Hey there, time traveller!
This article was published 30/10/2012 (1279 days ago), so information in it may no longer be current.
When there’s only one actual studio complex in town, the Winnipeg film industry sometimes has to get creative — even if it means having cameras roll right next door to a manufacturing shop.
"It’s true that it doesn’t replace a proper studio," local producer Liz Jarvis of Buffalo Gals Pictures says of the Quest Metal Works complex at 889 Erin St., which since 2002 has served as a makeshift studio and production office facility for local productions.
That said, the location is also a more cost-effective, user-friendly, jerry-rigged solution for the right kind of film, according to Jarvis — especially low-budget productions that need to pinch every penny, such as 2011’s Canadian indie drama The Year Dolly Parton Was My Mom, which Jarvis co-produced.
"There’s a variety of spaces within the space to use," Jarvis says. For example, productions can fabricate entire sets — albeit on a small scale — within the 14,000-sq. ft. warehouse, with its high clearance ceiling.
The rental of space to the film industry began with the building’s previous owners, Winnipeg-based Monarch Industries, a manufacturer of hydraulic cylinders and custom iron castings.
In 2003, Monarch vacated the building, which sat without a permanent tenant until Quest, a stainless steel manufacturer for the food service industry, took ownership in 2005. Monarch continued renting to film productions in the interim, with Quest deciding to continue the same "repeat business" relationship.
"The building’s larger than what Quest needed, and needs," says Roy Cuddeford, Quest’s manager who also handles rental of the property. Only about half the facility — 138,000 to 140,000 square feet in total — is rented out, at a one-month minimum, with a fixed rate for utilities.
"It’s certainly an unusual building," Cuddeford says, explaining that from outside, it looks like one large structure. In fact, it’s a composite of six near-standalone structures connected by passageways, the first having been built in 1920 and the most recent in the 1980s.
"It’s like six shoeboxes put end to end, really," Cuddeford says, laughing.
The space also perfectly accommodates a production office’s need for temporary offices, says Winnipeg-based producer Kim Todd of Original Pictures.
"There has to be that kind of wide open area for the wardrobe, props and art departments," Todd explains. The building has often proven useful strictly for that purpose; there is also a second, smaller set of offices adjacent to the warehouse/studio which Jarvis says well serves particularly low budget projects.
There are other advantages as well, Jarvis says, such as the building’s central location. And then there is the opportunity to use the very architecture of the facility itself.
"For Wrong Turn 4, we found a long, relatively narrow room inside the complex, with pillars on both sides to create cells of a long-abandoned insane asylum," Todd says. "The character of actual structure can’t be duplicated.
"You use what you have, then you build into it.
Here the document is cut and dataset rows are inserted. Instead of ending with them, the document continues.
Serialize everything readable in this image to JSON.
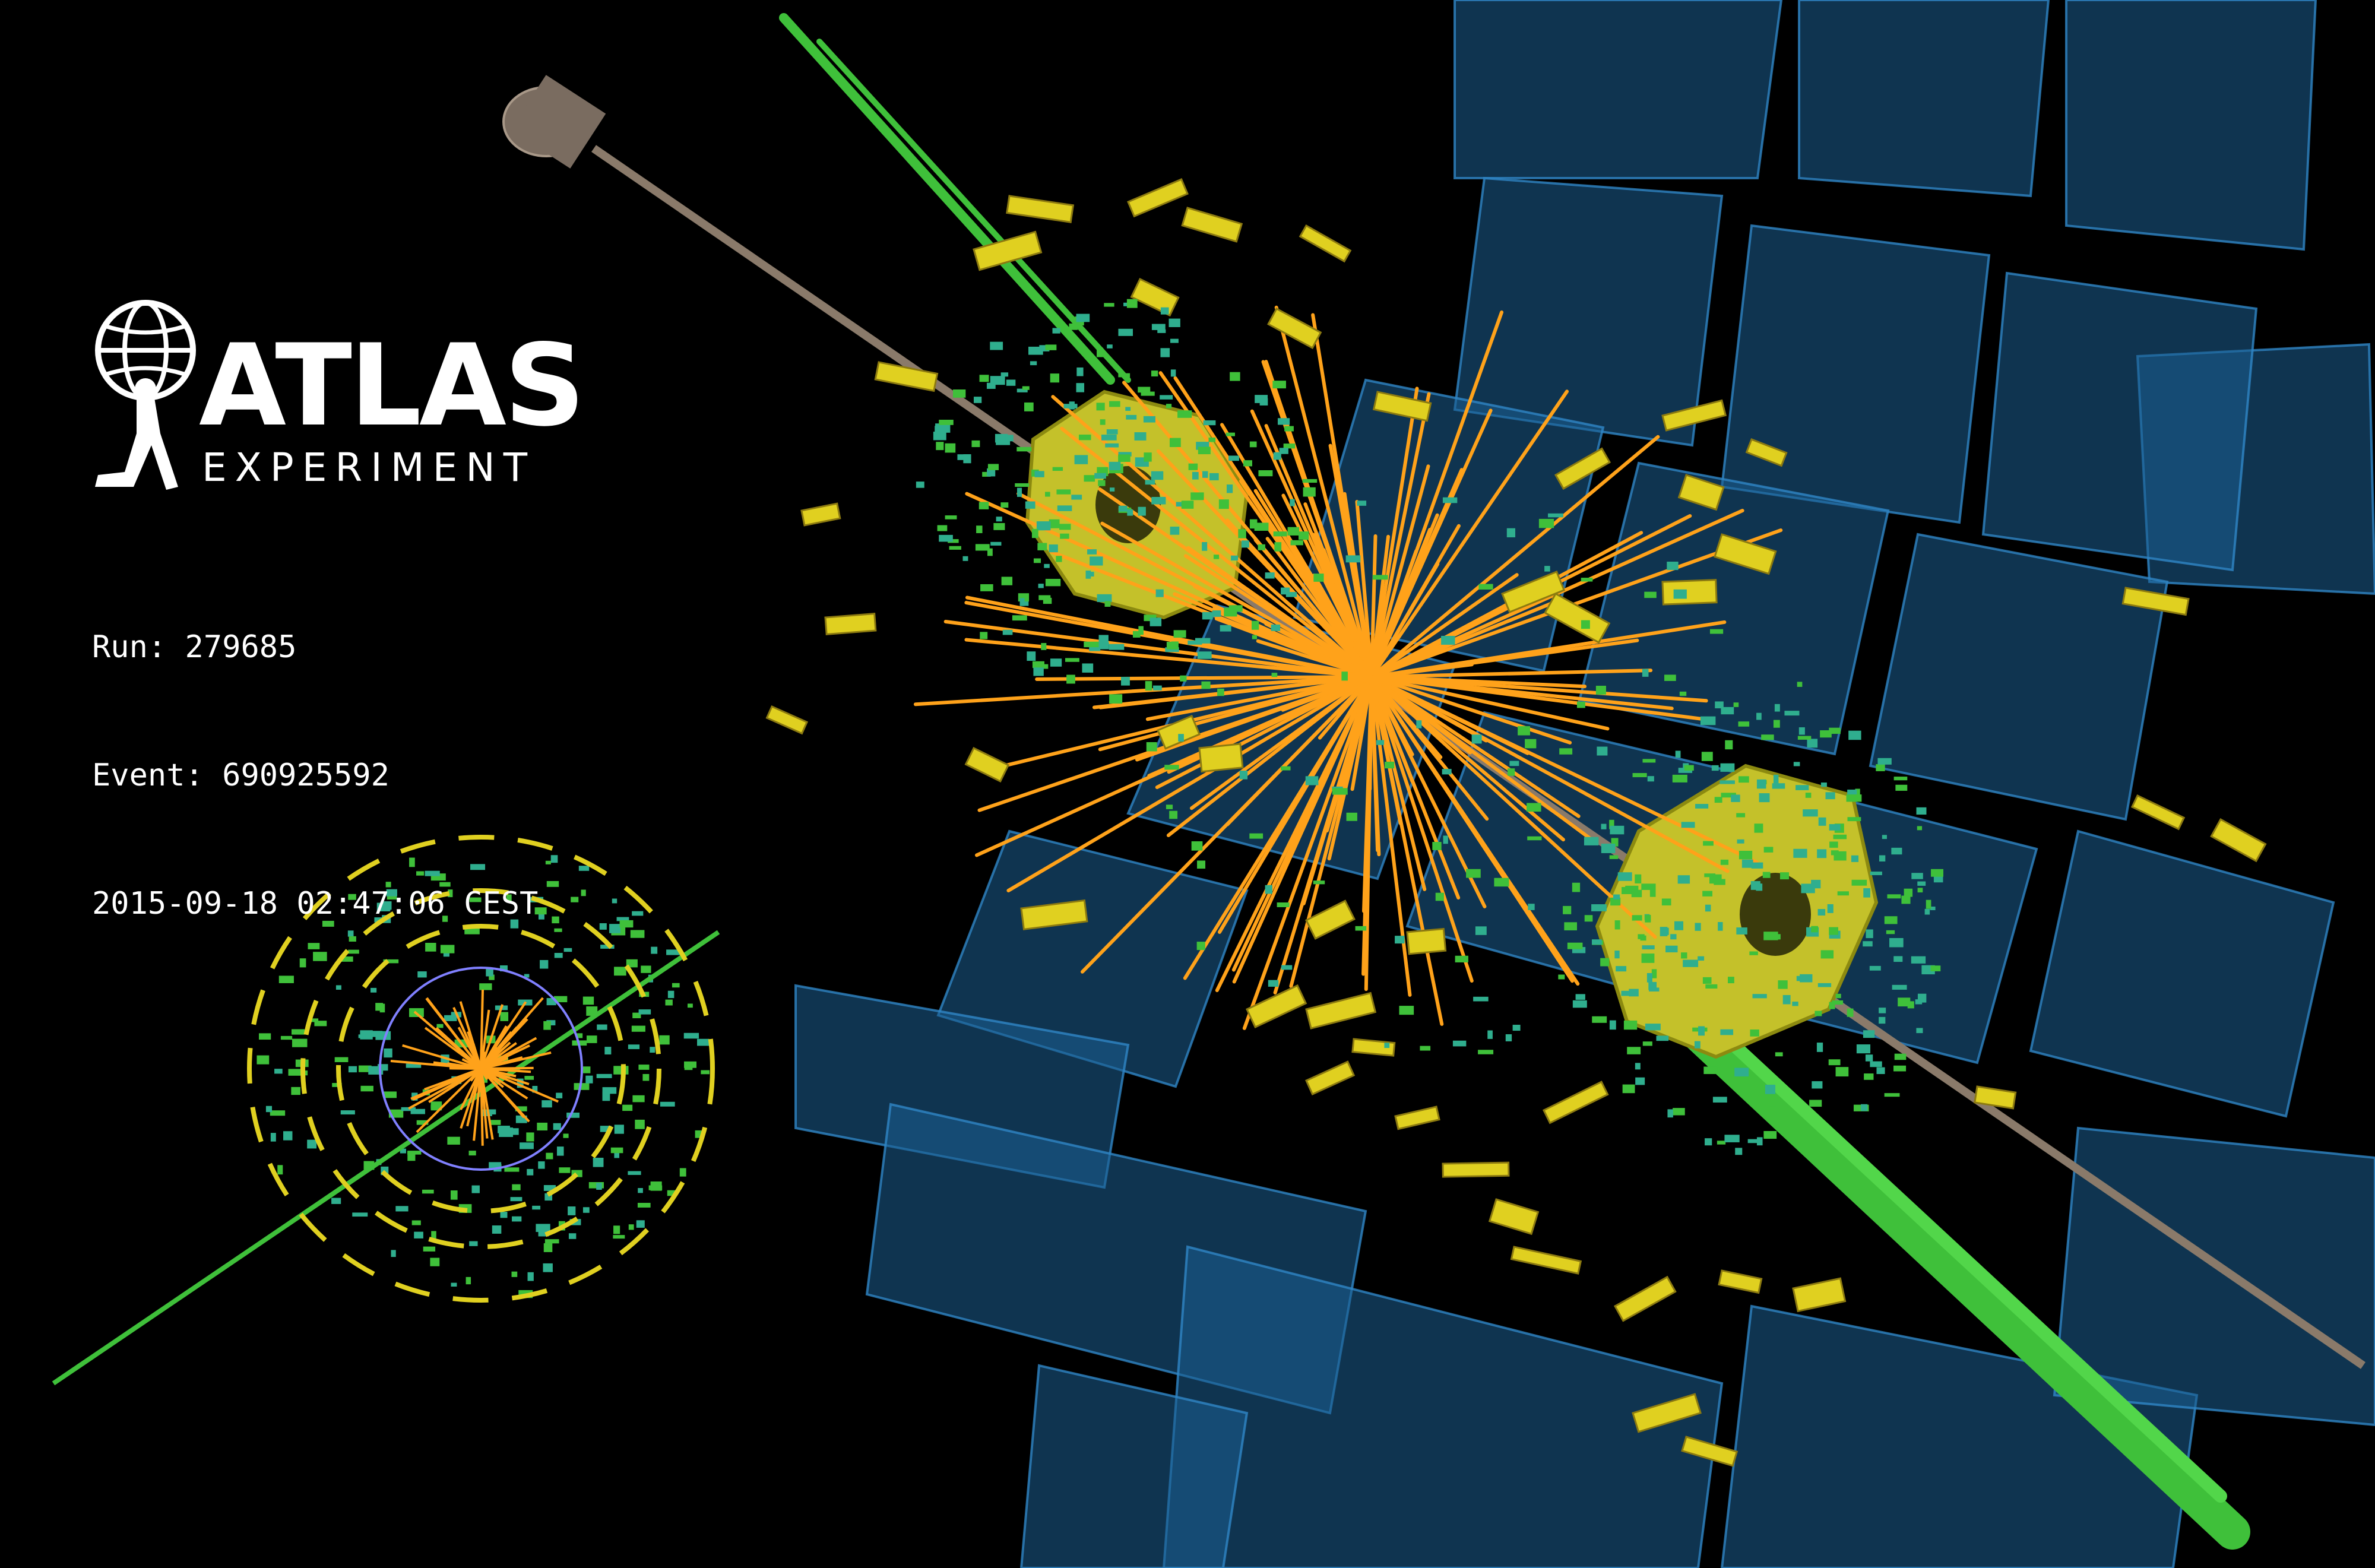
{
  "logo": {
    "word": "ATLAS",
    "sub": "EXPERIMENT",
    "icon": "atlas-globe-figure-icon"
  },
  "event_info": {
    "run": "Run: 279685",
    "event": "Event: 690925592",
    "datetime": "2015-09-18 02:47:06 CEST"
  },
  "colors": {
    "background": "#000000",
    "muon_chambers": "#1f6fa8",
    "calorimeter_cells": "#e0d020",
    "end_caps": "#c8c42a",
    "tracks": "#ffa21a",
    "jets": "#3fc03a",
    "beam_pipe": "#8a7a6a",
    "text": "#ffffff"
  }
}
Productions want to get into places that will require the least amount of work to create, or the least distance to reach."
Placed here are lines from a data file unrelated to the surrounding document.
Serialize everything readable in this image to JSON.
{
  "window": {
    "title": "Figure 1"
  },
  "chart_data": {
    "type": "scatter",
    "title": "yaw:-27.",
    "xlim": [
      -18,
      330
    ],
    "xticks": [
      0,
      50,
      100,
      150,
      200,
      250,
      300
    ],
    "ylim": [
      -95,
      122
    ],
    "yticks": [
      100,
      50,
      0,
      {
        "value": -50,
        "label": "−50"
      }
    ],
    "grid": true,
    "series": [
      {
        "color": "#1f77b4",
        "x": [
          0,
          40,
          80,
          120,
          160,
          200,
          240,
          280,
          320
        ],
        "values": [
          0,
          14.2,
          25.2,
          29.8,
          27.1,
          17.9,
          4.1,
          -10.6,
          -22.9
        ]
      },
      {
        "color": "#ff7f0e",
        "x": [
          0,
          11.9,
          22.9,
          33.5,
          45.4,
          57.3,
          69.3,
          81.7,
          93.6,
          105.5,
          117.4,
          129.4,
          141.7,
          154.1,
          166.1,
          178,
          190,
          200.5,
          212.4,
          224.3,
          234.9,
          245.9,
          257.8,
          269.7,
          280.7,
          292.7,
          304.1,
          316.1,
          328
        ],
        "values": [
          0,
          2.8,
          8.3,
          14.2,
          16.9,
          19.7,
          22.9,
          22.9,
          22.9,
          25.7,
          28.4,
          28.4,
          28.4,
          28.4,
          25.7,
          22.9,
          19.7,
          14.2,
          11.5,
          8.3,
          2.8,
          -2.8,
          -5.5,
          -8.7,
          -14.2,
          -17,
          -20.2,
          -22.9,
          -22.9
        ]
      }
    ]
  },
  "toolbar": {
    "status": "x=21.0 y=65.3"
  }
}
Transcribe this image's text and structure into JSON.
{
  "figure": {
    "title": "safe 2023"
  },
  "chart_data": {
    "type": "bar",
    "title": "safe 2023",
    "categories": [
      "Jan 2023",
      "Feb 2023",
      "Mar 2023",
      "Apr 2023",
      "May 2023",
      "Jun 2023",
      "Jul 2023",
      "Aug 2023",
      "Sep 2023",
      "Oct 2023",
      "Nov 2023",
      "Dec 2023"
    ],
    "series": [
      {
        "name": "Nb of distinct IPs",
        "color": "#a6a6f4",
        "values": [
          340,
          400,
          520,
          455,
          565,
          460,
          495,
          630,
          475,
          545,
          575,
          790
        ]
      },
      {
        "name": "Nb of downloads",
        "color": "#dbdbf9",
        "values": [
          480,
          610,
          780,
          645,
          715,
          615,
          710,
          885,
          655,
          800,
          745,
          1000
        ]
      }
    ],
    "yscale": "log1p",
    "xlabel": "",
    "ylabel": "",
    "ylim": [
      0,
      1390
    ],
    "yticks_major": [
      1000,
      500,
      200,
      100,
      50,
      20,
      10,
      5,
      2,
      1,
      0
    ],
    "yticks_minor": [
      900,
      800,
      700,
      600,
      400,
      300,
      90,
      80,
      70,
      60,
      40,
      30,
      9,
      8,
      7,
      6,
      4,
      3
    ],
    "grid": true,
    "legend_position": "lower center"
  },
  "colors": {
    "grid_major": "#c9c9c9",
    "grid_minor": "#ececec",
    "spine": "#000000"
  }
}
While production office and warehouse space together can cost as much as $6,000 to $17,000 per month, Jarvis says, costs can vary depending on the time of year and what can be negotiated.
"I say, ‘You’re interested in the space? Let’s sit down and chat,’" Cuddeford says.
It’s a relationship that continues to be a contented one on both sides. "The management understands what a film company needs," Todd says.
Cuddeford says his company welcomes the film industry.
"They’re damn good tenants. It’s just a lot of fun having them."